After Broek in Waterland, with its lovingly restored houses, we turned South towards Amsterdam where our ship would be waiting for our last night. We crossed the IJ river by foot ferry (one of the 5-6 operating) and got off the ferry right behind Amsterdam Central Station. Then it was just a short 15-20 minute ride to our rooms. That is the cool part of staying on a boat, err… ship: your hotel travels with you.

Boat and bike tours with family

Some people I know do these boat and bike tours with a group of friends and rent an entire smaller ship together. Others go with their parents as it is such a great way to move around when mobility becomes a bit of an issue.

Recently a Dutch friend of mine went with her mom and siblings on a river cruise through the eastern Netherlands and thoroughly enjoyed it. There is no need for a car, and if mom is too tired on day 4, she just stays at the ship reading a book while the rest of the family is cycling. In larger cities, the ship might moor sometimes away from downtown, but there is often a bus service or Uber or a taxi. One can not take the ship’s bicycles at night to go for an extra ride into town. Most people appeared too tired anyway I sensed.

It is probably not something you do when you are in your late 20’s, but what a great way to travel when you are getting older (or with your parents) and you don’t really feel like hanging out with Generation Z anymore.

The cost for a boat and bike trip

So how much does that cost? Depending on the season, you are paying somewhere starting around 699 Euros and up for a week for food and accomodation based on double occupancy. Prices vary all the time, so this is just a rough suggestion. Drinks are extra, museums etc are usually extra too. Bicycles are extra. Why? Because some people want to bring their own bikes. Every company has its own pricing depending on level of service, quality of the food, mooring rights etc.

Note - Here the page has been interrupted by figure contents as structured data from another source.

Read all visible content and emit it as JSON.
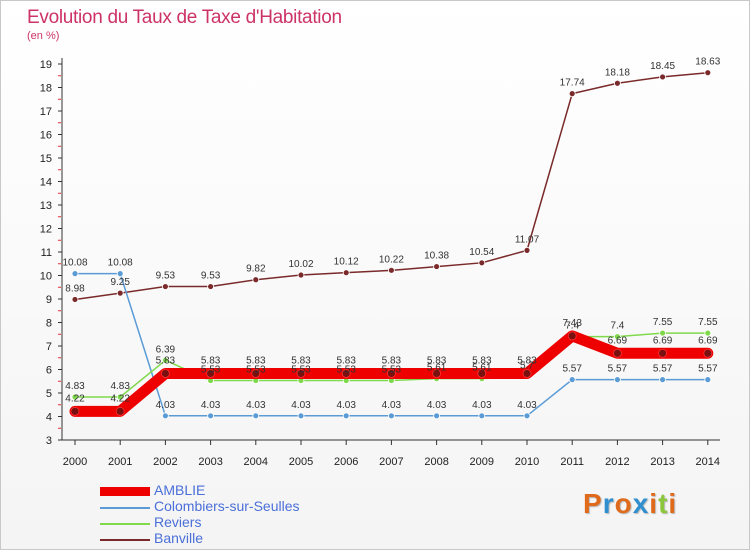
{
  "title": "Evolution du Taux de Taxe d'Habitation",
  "unit": "(en %)",
  "logo": {
    "letters": [
      "P",
      "r",
      "o",
      "x",
      "i",
      "t",
      "i"
    ],
    "colors": [
      "#e06a1b",
      "#2f8fcf",
      "#e06a1b",
      "#2f8fcf",
      "#e06a1b",
      "#8cc63f",
      "#e06a1b"
    ]
  },
  "chart_data": {
    "type": "line",
    "title": "Evolution du Taux de Taxe d'Habitation",
    "ylabel": "(en %)",
    "x": [
      "2000",
      "2001",
      "2002",
      "2003",
      "2004",
      "2005",
      "2006",
      "2007",
      "2008",
      "2009",
      "2010",
      "2011",
      "2012",
      "2013",
      "2014"
    ],
    "ylim": [
      3,
      19
    ],
    "yticks": [
      3,
      4,
      5,
      6,
      7,
      8,
      9,
      10,
      11,
      12,
      13,
      14,
      15,
      16,
      17,
      18,
      19
    ],
    "grid": false,
    "legend_position": "bottom-left",
    "series": [
      {
        "name": "AMBLIE",
        "color": "#ee0000",
        "values": [
          4.22,
          4.22,
          5.83,
          5.83,
          5.83,
          5.83,
          5.83,
          5.83,
          5.83,
          5.83,
          5.83,
          7.43,
          6.69,
          6.69,
          6.69
        ],
        "labels": [
          "4.22",
          "4.22",
          "5.83",
          "5.83",
          "5.83",
          "5.83",
          "5.83",
          "5.83",
          "5.83",
          "5.83",
          "5.83",
          "7.43",
          "6.69",
          "6.69",
          "6.69"
        ]
      },
      {
        "name": "Colombiers-sur-Seulles",
        "color": "#5b9bd5",
        "values": [
          10.08,
          10.08,
          4.03,
          4.03,
          4.03,
          4.03,
          4.03,
          4.03,
          4.03,
          4.03,
          4.03,
          5.57,
          5.57,
          5.57,
          5.57
        ],
        "labels": [
          "10.08",
          "10.08",
          "4.03",
          "4.03",
          "4.03",
          "4.03",
          "4.03",
          "4.03",
          "4.03",
          "4.03",
          "4.03",
          "5.57",
          "5.57",
          "5.57",
          "5.57"
        ]
      },
      {
        "name": "Reviers",
        "color": "#7fd94b",
        "values": [
          4.83,
          4.83,
          6.39,
          5.53,
          5.53,
          5.53,
          5.53,
          5.53,
          5.61,
          5.61,
          5.7,
          7.4,
          7.4,
          7.55,
          7.55
        ],
        "labels": [
          "4.83",
          "4.83",
          "6.39",
          "5.53",
          "5.53",
          "5.53",
          "5.53",
          "5.53",
          "5.61",
          "5.61",
          "5.7",
          "7.4",
          "7.4",
          "7.55",
          "7.55"
        ]
      },
      {
        "name": "Banville",
        "color": "#7a2a2a",
        "values": [
          8.98,
          9.25,
          9.53,
          9.53,
          9.82,
          10.02,
          10.12,
          10.22,
          10.38,
          10.54,
          11.07,
          17.74,
          18.18,
          18.45,
          18.63
        ],
        "labels": [
          "8.98",
          "9.25",
          "9.53",
          "9.53",
          "9.82",
          "10.02",
          "10.12",
          "10.22",
          "10.38",
          "10.54",
          "11.07",
          "17.74",
          "18.18",
          "18.45",
          "18.63"
        ]
      }
    ]
  }
}
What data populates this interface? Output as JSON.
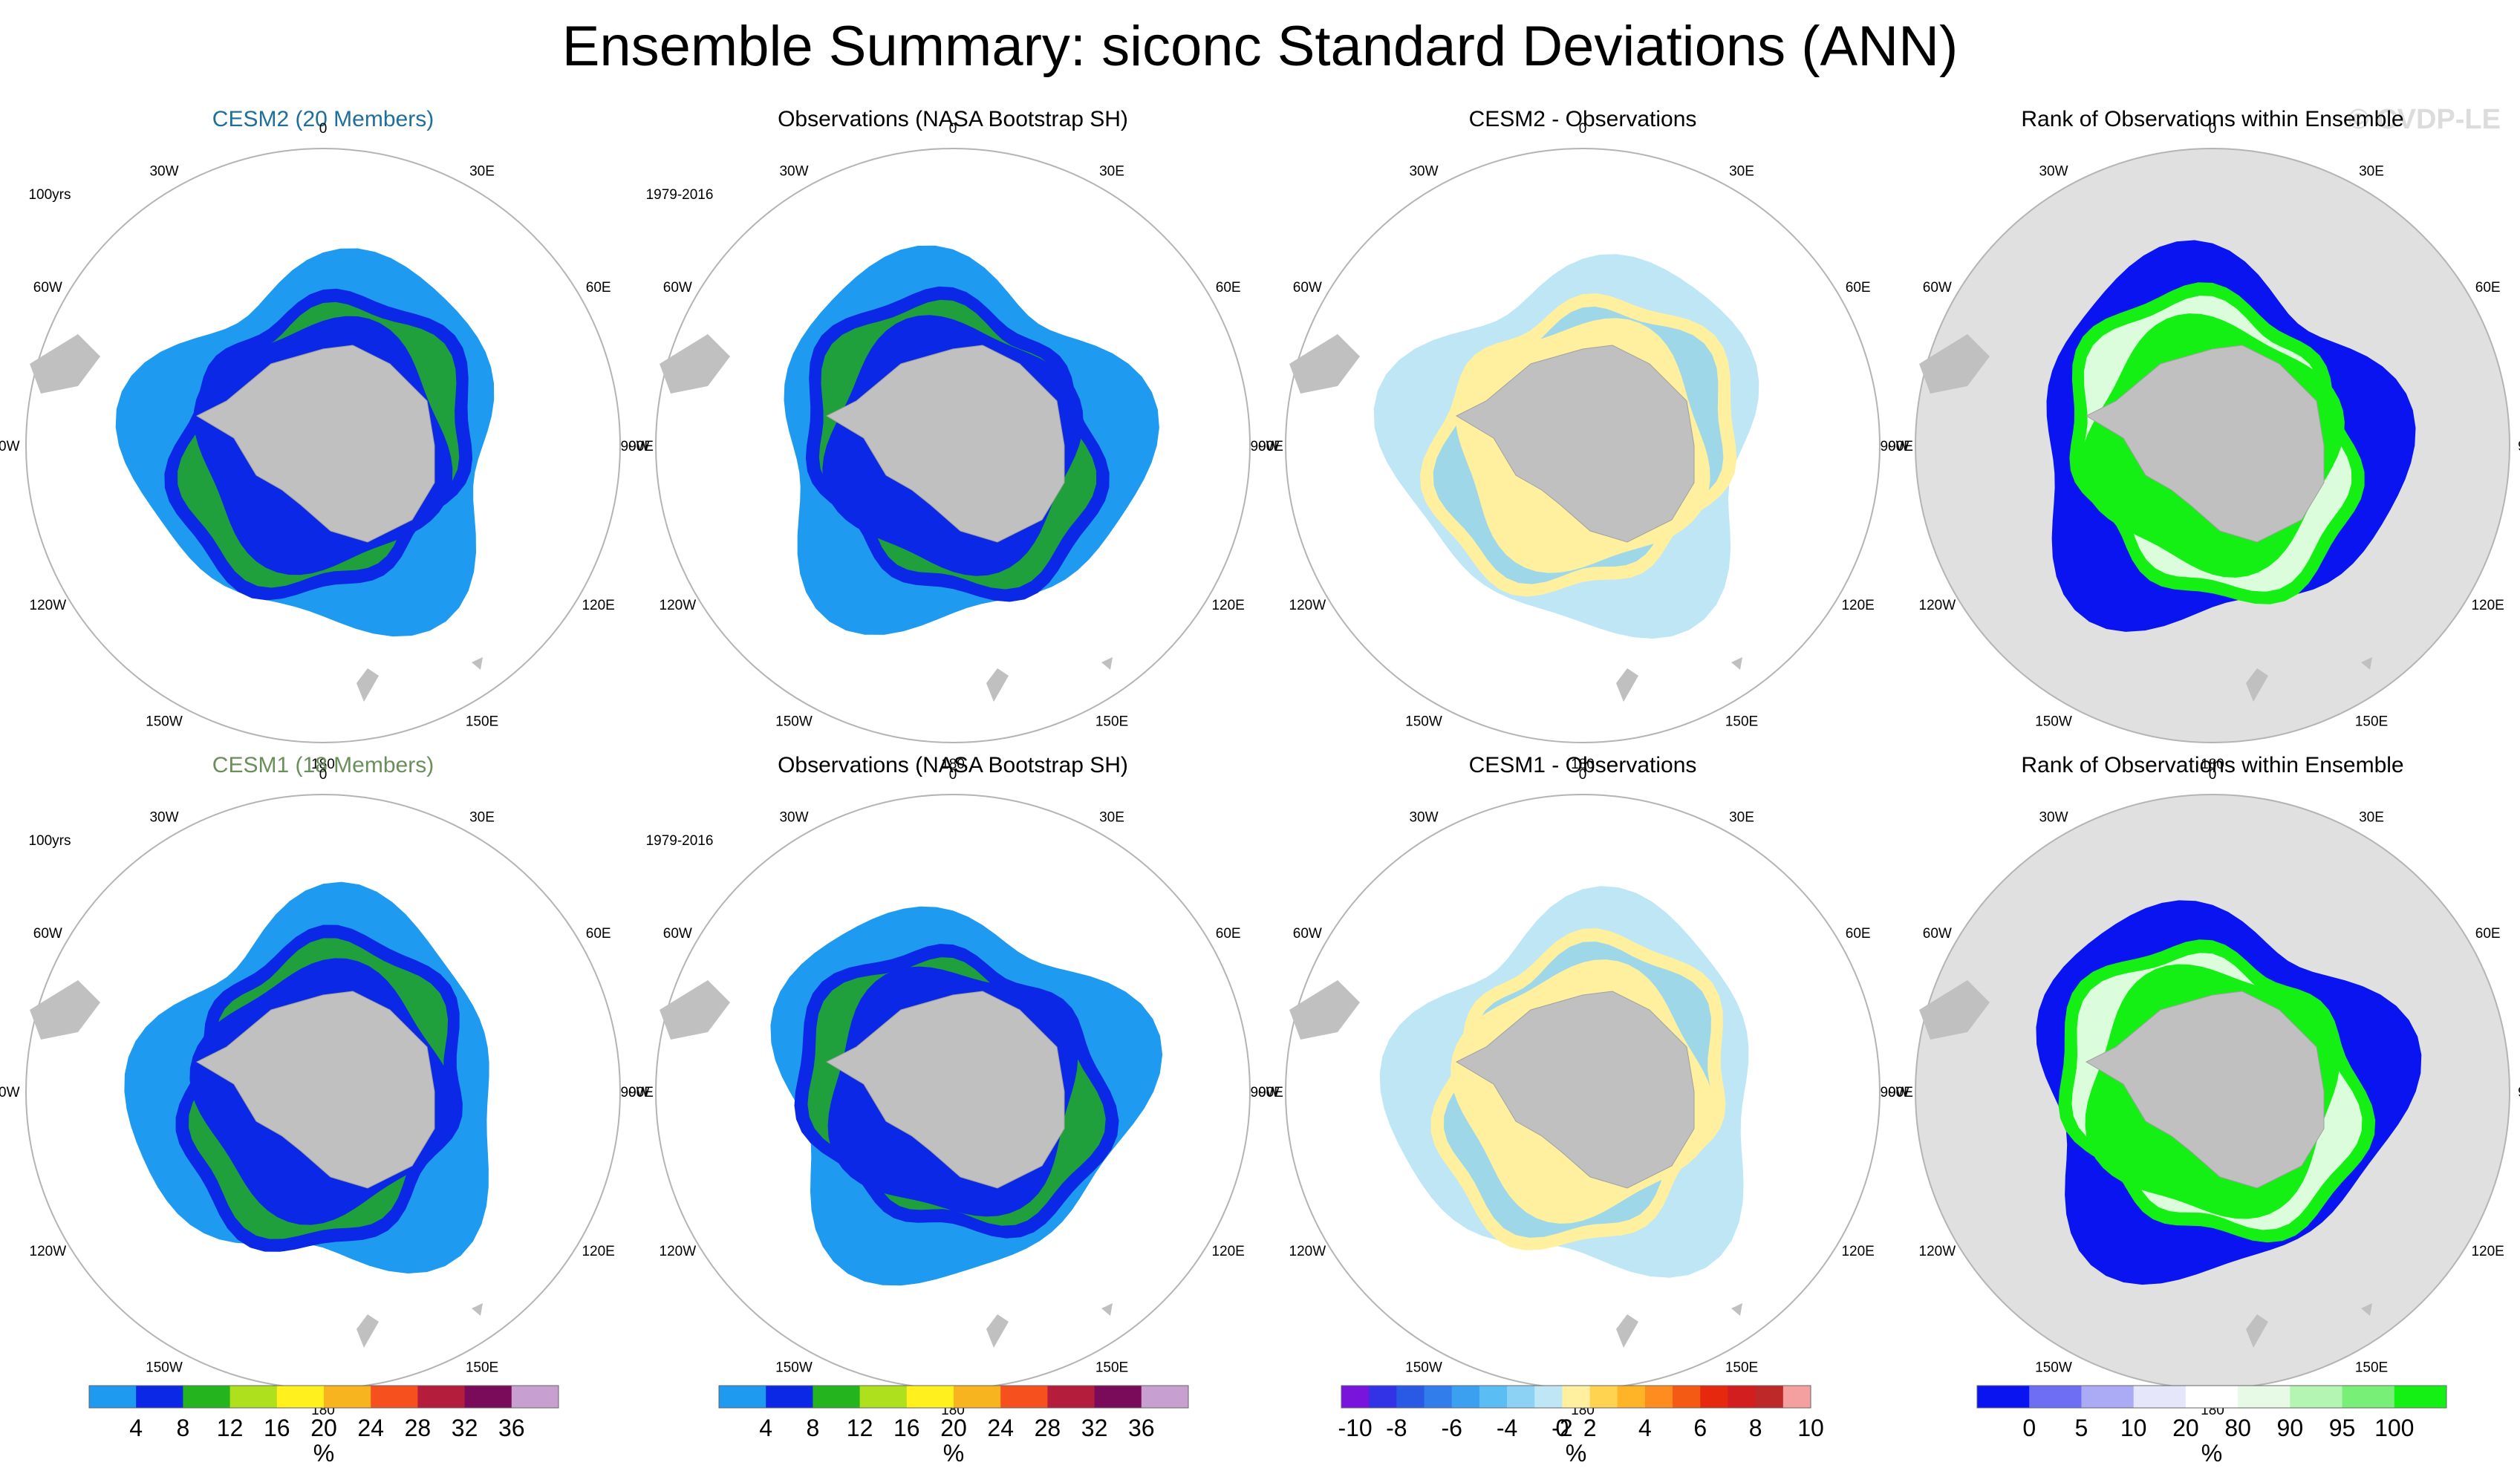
{
  "title": "Ensemble Summary: siconc Standard Deviations (ANN)",
  "watermark": "© CVDP-LE",
  "panels": {
    "r0c0": {
      "title": "CESM2 (20 Members)",
      "corner": "100yrs",
      "title_color": "#1f6e9c"
    },
    "r0c1": {
      "title": "Observations (NASA Bootstrap SH)",
      "corner": "1979-2016"
    },
    "r0c2": {
      "title": "CESM2 - Observations",
      "corner": ""
    },
    "r0c3": {
      "title": "Rank of Observations within Ensemble",
      "corner": ""
    },
    "r1c0": {
      "title": "CESM1 (18 Members)",
      "corner": "100yrs",
      "title_color": "#6a8f5c"
    },
    "r1c1": {
      "title": "Observations (NASA Bootstrap SH)",
      "corner": "1979-2016"
    },
    "r1c2": {
      "title": "CESM1 - Observations",
      "corner": ""
    },
    "r1c3": {
      "title": "Rank of Observations within Ensemble",
      "corner": ""
    }
  },
  "longitude_labels": [
    "0",
    "30E",
    "60E",
    "90E",
    "120E",
    "150E",
    "180",
    "150W",
    "120W",
    "90W",
    "60W",
    "30W"
  ],
  "colorbars": {
    "stddev": {
      "colors": [
        "#1e9bf0",
        "#0a28e6",
        "#24b41e",
        "#aee01e",
        "#fff01e",
        "#f7b41e",
        "#f5501e",
        "#b41e3c",
        "#7a0a5a",
        "#c8a0d0"
      ],
      "labels": [
        "4",
        "8",
        "12",
        "16",
        "20",
        "24",
        "28",
        "32",
        "36"
      ],
      "unit": "%"
    },
    "difference": {
      "colors": [
        "#7814dc",
        "#3232e6",
        "#285ae6",
        "#327dec",
        "#3ca0f0",
        "#5abef5",
        "#8cd2f5",
        "#bee6f5",
        "#fff0a0",
        "#ffd250",
        "#ffb428",
        "#ff8c1e",
        "#f55a14",
        "#e6280f",
        "#d21e1e",
        "#be2828",
        "#f5a0a0"
      ],
      "labels": [
        "-10",
        "-8",
        "-6",
        "-4",
        "-2",
        "0",
        "2",
        "4",
        "6",
        "8",
        "10"
      ],
      "unit": "%"
    },
    "rank": {
      "colors": [
        "#0a14f0",
        "#6e6ef5",
        "#aaaaf5",
        "#e6e6fa",
        "#ffffff",
        "#e6fae6",
        "#b4f5b4",
        "#78f078",
        "#14f014"
      ],
      "labels": [
        "0",
        "5",
        "10",
        "20",
        "80",
        "90",
        "95",
        "100"
      ],
      "unit": "%"
    }
  },
  "chart_data": {
    "type": "heatmap",
    "title": "Ensemble Summary: siconc Standard Deviations (ANN)",
    "projection": "south polar stereographic",
    "longitude_ticks": [
      "0",
      "30E",
      "60E",
      "90E",
      "120E",
      "150E",
      "180",
      "150W",
      "120W",
      "90W",
      "60W",
      "30W"
    ],
    "rows": [
      {
        "model": "CESM2",
        "members": 20,
        "model_period": "100yrs",
        "obs_period": "1979-2016"
      },
      {
        "model": "CESM1",
        "members": 18,
        "model_period": "100yrs",
        "obs_period": "1979-2016"
      }
    ],
    "columns": [
      "model std dev",
      "observed std dev",
      "model - observations",
      "rank of observations within ensemble"
    ],
    "colorbar_ranges": {
      "std_dev_percent": [
        4,
        36
      ],
      "difference_percent": [
        -10,
        10
      ],
      "rank_percent": [
        0,
        100
      ]
    },
    "legend": "bottom"
  }
}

Tickets to Europe vary greatly depending on the season and fuel prices so I am not even going to guess. As your ticket is a major expense, I would combine it with extra days, preferably before the trip so that you can recover from your jetlag. Be sure you bring stuff like converter plugs to charge your appliances.

Special pricing

I am learning that quite often there are several special offers for spring and fall tours, such as “pay for one, get the second one at half price”. Your travel agent receives those offers regularly. If you don’t care about somewhat cooler weather and if you are flexible, it will save you hundreds of Euros. Euros you can spend on Heineken beer, Champagne, cheese or salami instead. Who’s in? And if you need some training first, why not bike one of Ottawa’s multi use pathways?

2 Comments

  1. We are from Canada and have enjoyed both guided and unguided barge cycling trips. We prefer having a guide because they have knowledge of the area that is over and above what can be found in travel books and on the internet. Our guide in 2012 on the Amsterdam to Bruges tour was phenomenal. We only hope the guide on the tour we have booked this spring will be just as good.

  2. There can be several reasons Europeans travel non-guided and Canadians and Australians prefer guided. We can be shy of different customs and languages that Europeans are more at home with. It is hard for a car-culture person to imagine the easiness of European cycling. But the biggest reason is distance … it is relatively easy to get a group of Europeans together for a bike boat trip as its an affordable train trip to get to the start point, suitable for annual vacation times or retirement recreation. But for non Europeans there is the financial and travel time hurdle of a trans world plane ticket, which makes it harder to gather together friends for a trip. With a western world increasingly dominated by singles, a group tour provides instant friends.